In many larger cities and in smaller rural towns you often find a "tagline" or town motto. This becomes a catch phase or creates a brand of sorts to remember the town. Generally, as you drive into town there is a welcome sign that heralds the city name, sometimes the elevation or population, and a meaningful tagline to identify the quality of life, city character, personality or location. More often than not, these taglines are meant to be inspiring to those that live there and to those that visit. Barbershops do not generally use the hometown tagline but being a part of the fiber of the community, may reflect the slogan in their lifestyle or business. Most of the following samples come from driving across the Midwest:
- Poway, CA: "The City in the Country"
- Lawrence, KS: "River City - From Ashes to Immortality"
- Goodland, IN: "Our Name Says It All"
- Fairbury, IL: "Small Town America at its Finest"
- Audebon County, IA: "Where Dreams Take Flight"
- Gilman, IL: "The City of Crossroads"
- Yakima, WA: "The Heart of Central Washington"
- Chenoa, IL: "The Crossroads of Opportunity"
- Kentland, IN: "A Wonderful Place to Call Home"
- Crescent City, iL: "Small City, Big Spirit"

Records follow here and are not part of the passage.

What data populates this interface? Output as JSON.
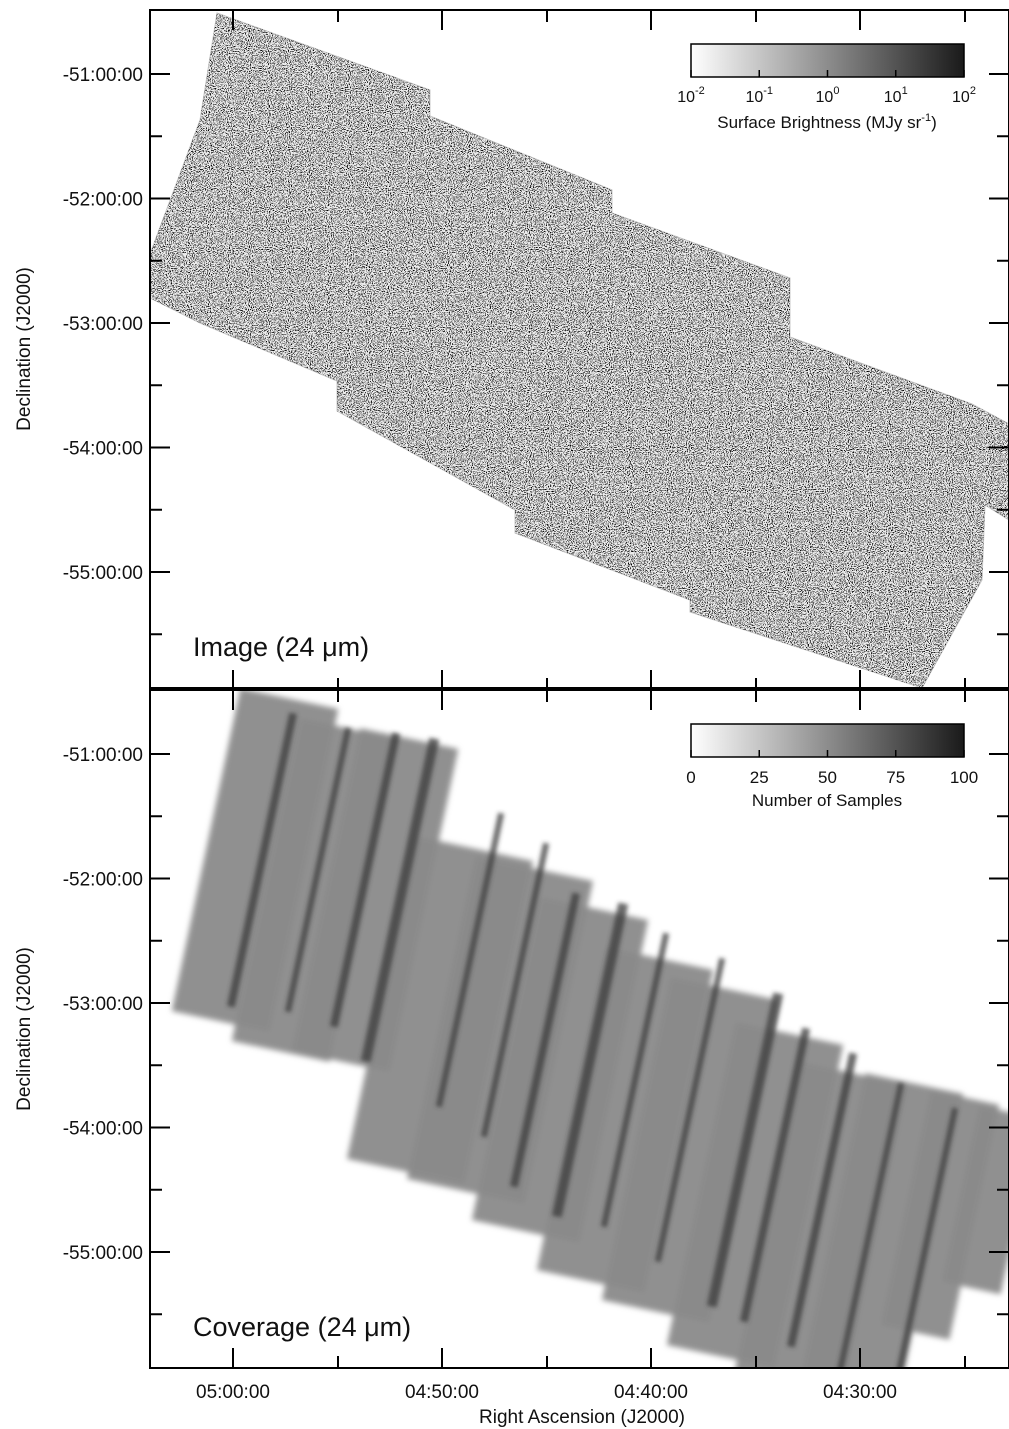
{
  "chart_data": [
    {
      "type": "heatmap",
      "panel": "top",
      "label": "Image (24 μm)",
      "ylabel": "Declination (J2000)",
      "y_ticks": [
        "-51:00:00",
        "-52:00:00",
        "-53:00:00",
        "-54:00:00",
        "-55:00:00"
      ],
      "ylim_deg": [
        -55.9,
        -50.5
      ],
      "colorbar": {
        "title_prefix": "Surface Brightness (MJy sr",
        "title_sup": "-1",
        "title_suffix": ")",
        "scale": "log",
        "ticks": [
          {
            "base": "10",
            "exp": "-2"
          },
          {
            "base": "10",
            "exp": "-1"
          },
          {
            "base": "10",
            "exp": "0"
          },
          {
            "base": "10",
            "exp": "1"
          },
          {
            "base": "10",
            "exp": "2"
          }
        ],
        "range": [
          0.01,
          100
        ]
      },
      "color_low": "#ffffff",
      "color_high": "#1a1a1a"
    },
    {
      "type": "heatmap",
      "panel": "bottom",
      "label": "Coverage (24 μm)",
      "ylabel": "Declination (J2000)",
      "y_ticks": [
        "-51:00:00",
        "-52:00:00",
        "-53:00:00",
        "-54:00:00",
        "-55:00:00"
      ],
      "ylim_deg": [
        -55.9,
        -50.5
      ],
      "xlabel": "Right Ascension (J2000)",
      "x_ticks": [
        "05:00:00",
        "04:50:00",
        "04:40:00",
        "04:30:00"
      ],
      "colorbar": {
        "title": "Number of Samples",
        "scale": "linear",
        "ticks": [
          "0",
          "25",
          "50",
          "75",
          "100"
        ],
        "range": [
          0,
          100
        ]
      },
      "color_low": "#ffffff",
      "color_high": "#1a1a1a",
      "swath_color": "#8a8a8a",
      "stripe_color": "#3a3a3a"
    }
  ]
}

- Waverly, NE: "A Great Place to Grow"
- Piper City, IL: "A Great City to Raise a Family"
- Pella, IA: "A Touch of Holland"
- Glendive, MT: "Where the Best Begins"
- Watseka, IL: "Building Family & Community Spirit"
- Wayne County, UT: "Land of Solitude & Contrast"

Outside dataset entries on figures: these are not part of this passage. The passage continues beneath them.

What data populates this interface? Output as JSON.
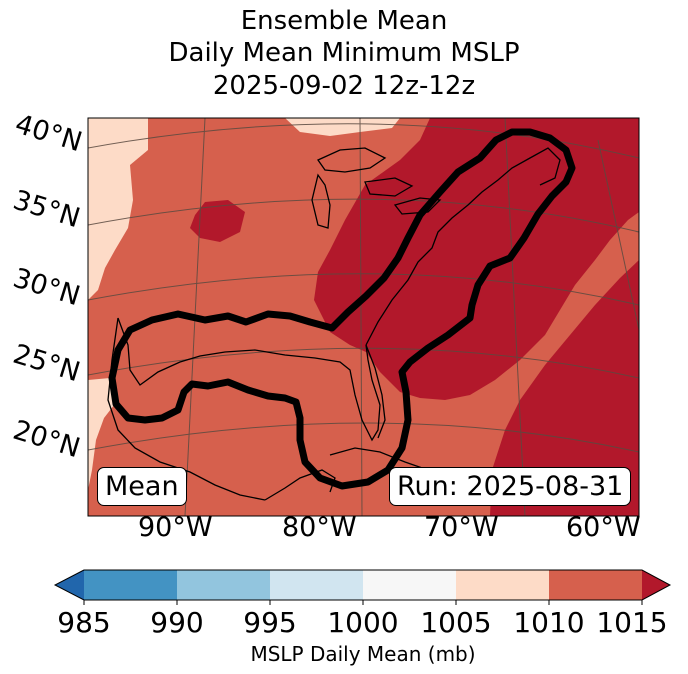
{
  "title": {
    "line1": "Ensemble Mean",
    "line2": "Daily Mean Minimum MSLP",
    "line3": "2025-09-02 12z-12z"
  },
  "map": {
    "lat_labels": [
      "40°N",
      "35°N",
      "30°N",
      "25°N",
      "20°N"
    ],
    "lon_labels": [
      "90°W",
      "80°W",
      "70°W",
      "60°W"
    ],
    "mean_label": "Mean",
    "run_label": "Run: 2025-08-31",
    "colors": {
      "c1005_1010": "#fddbc7",
      "c1010_1015": "#d6604d",
      "c1015_plus": "#b2182b",
      "contour": "#000000",
      "grid": "#5a4a40"
    }
  },
  "colorbar": {
    "ticks": [
      "985",
      "990",
      "995",
      "1000",
      "1005",
      "1010",
      "1015"
    ],
    "colors": [
      "#2166ac",
      "#4393c3",
      "#92c5de",
      "#d1e5f0",
      "#f7f7f7",
      "#fddbc7",
      "#d6604d",
      "#b2182b"
    ],
    "label": "MSLP Daily Mean (mb)"
  }
}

- Keokuk, IA: "Make It Yours"
- Preston, ID: "Where the City Meets the Mountains"
- Deluzian, H. Edward. Names and Personal Identity. Behind the Name: The Etymology and History of First Names. Victoria, BC, Canada, 1996.
- Hunter, Mic. The American Barbershop – A Closer Look at a Disappearing Place. Mount Horeb, Wisconsin: Face to Face Books, pg. 13, 1996.
- Twitchell, James B. Where Men Hide. New York: Columbia University Press, pg. 112, 2006.
- Lauritsen, Aaron. 100 Days Drive: The Great North American Road. Copyright by author, Calgary Alberta Canada, 2016
- Berg, Elizabeth. The Year of Pleasures. New York: Random House, 2005.